Post-bond defects like sagging, shift, and missing wires are subtle in scale; manual inspection is slow and fatigue-prone to escapes, leaving capacity and quality at constant odds.
After wire bonding, this packaging plant must check each metal wire's loop height, routing, and connection. Defects like sagging wires, wire shift, and missed bonds are at the tens-of-microns scale. Previously inspectors checked unit by unit under a microscope, limited by human eyesight, with fatigue-induced escapes over long shifts.
Once an escaped defect flows into downstream molding, it is nearly impossible to rework, scrapping the finished unit and reaching the customer. To suppress escapes the line could only slow its pace and raise sampling ratios, keeping quality and capacity perpetually at odds.
DaoAI Solution
DaoAI deployed the trained wire-defect model onto the edge of the AI-AOI inspection device for inline per-unit inference: the device handles image capture, detection, and classification locally, with no server round-trip. The model was iterated on field samples for specific morphologies such as sagging wires, shift, and missing wires; rare defects were filled in with APDT positive-sample learning, avoiding the need to manufacture defects for negative samples.

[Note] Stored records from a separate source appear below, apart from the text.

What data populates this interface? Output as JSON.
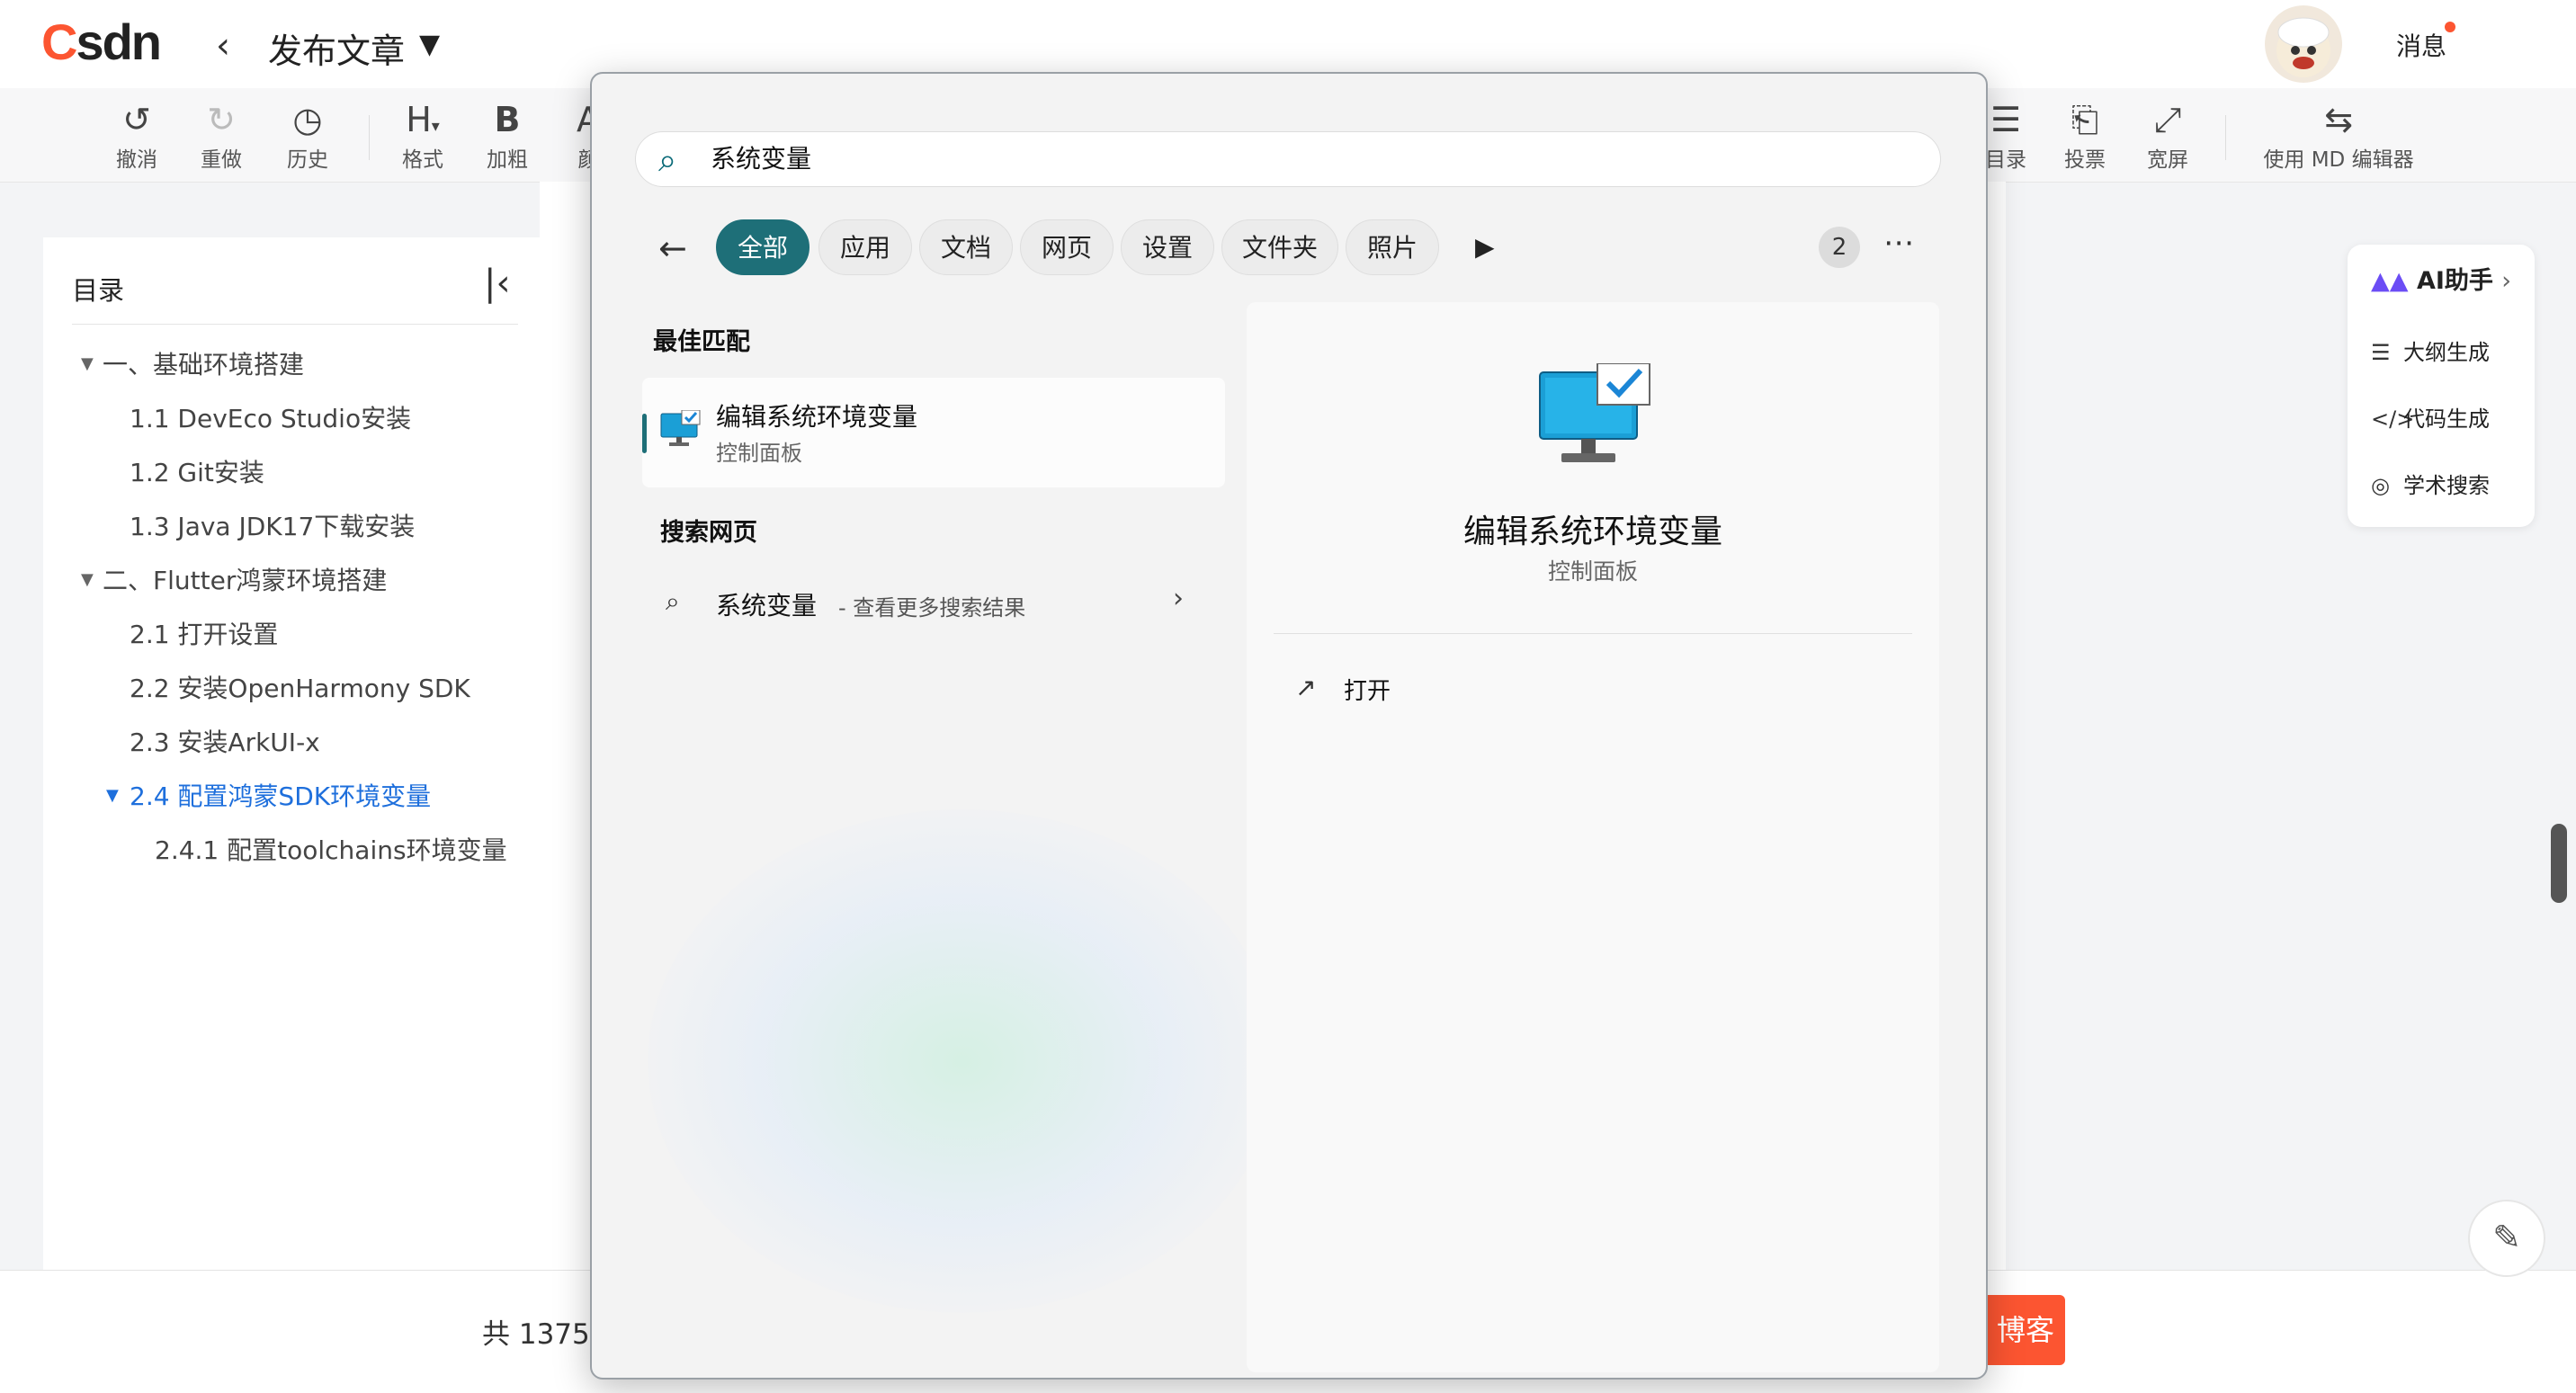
{
  "app": {
    "logo_c": "C",
    "logo_rest": "SDN",
    "page_title": "发布文章",
    "messages_label": "消息"
  },
  "toolbar": {
    "undo": "撤消",
    "redo": "重做",
    "history": "历史",
    "format": "格式",
    "bold": "加粗",
    "color": "颜",
    "toc": "目录",
    "vote": "投票",
    "widescreen": "宽屏",
    "md_editor": "使用 MD 编辑器"
  },
  "toc": {
    "title": "目录",
    "items": [
      {
        "label": "一、基础环境搭建",
        "level": 1,
        "collapsible": true
      },
      {
        "label": "1.1 DevEco Studio安装",
        "level": 2
      },
      {
        "label": "1.2 Git安装",
        "level": 2
      },
      {
        "label": "1.3 Java JDK17下载安装",
        "level": 2
      },
      {
        "label": "二、Flutter鸿蒙环境搭建",
        "level": 1,
        "collapsible": true
      },
      {
        "label": "2.1 打开设置",
        "level": 2
      },
      {
        "label": "2.2 安装OpenHarmony SDK",
        "level": 2
      },
      {
        "label": "2.3 安装ArkUI-x",
        "level": 2
      },
      {
        "label": "2.4 配置鸿蒙SDK环境变量",
        "level": 2,
        "collapsible": true,
        "active": true
      },
      {
        "label": "2.4.1 配置toolchains环境变量",
        "level": 3
      }
    ]
  },
  "footer": {
    "word_count": "共 1375",
    "publish_label": "博客"
  },
  "ai_panel": {
    "title": "AI助手",
    "outline": "大纲生成",
    "code": "代码生成",
    "academic": "学术搜索"
  },
  "search_popup": {
    "query": "系统变量",
    "filters": [
      "全部",
      "应用",
      "文档",
      "网页",
      "设置",
      "文件夹",
      "照片"
    ],
    "count_badge": "2",
    "best_match_heading": "最佳匹配",
    "best_match": {
      "title": "编辑系统环境变量",
      "subtitle": "控制面板"
    },
    "web_heading": "搜索网页",
    "web_result": {
      "query": "系统变量",
      "hint": "- 查看更多搜索结果"
    },
    "preview": {
      "title": "编辑系统环境变量",
      "subtitle": "控制面板",
      "open_label": "打开"
    }
  },
  "colors": {
    "brand": "#fc5531",
    "accent_teal": "#1e6f78",
    "toc_active": "#1e6fdc"
  }
}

- Defect model pushed to the AI-AOI edge, per-unit inline inference without round-trip
- Covers typical defects: sagging wires, wire shift, missed bonds
- Low-latency edge inference matched to bonder takt
- Results drive real-time sorting so defects never reach molding
With the model at the edge, detection decouples from takt, ending the quality-versus-capacity tradeoff.
After deployment, detection accuracy at this step reached 98%, edge inline inference roughly doubled inspection throughput versus manual visual check, and critical-defect escapes approached zero. Inspectors shifted from full-inspection posts to equipment maintenance and anomaly confirmation, letting the line speed up while holding quality.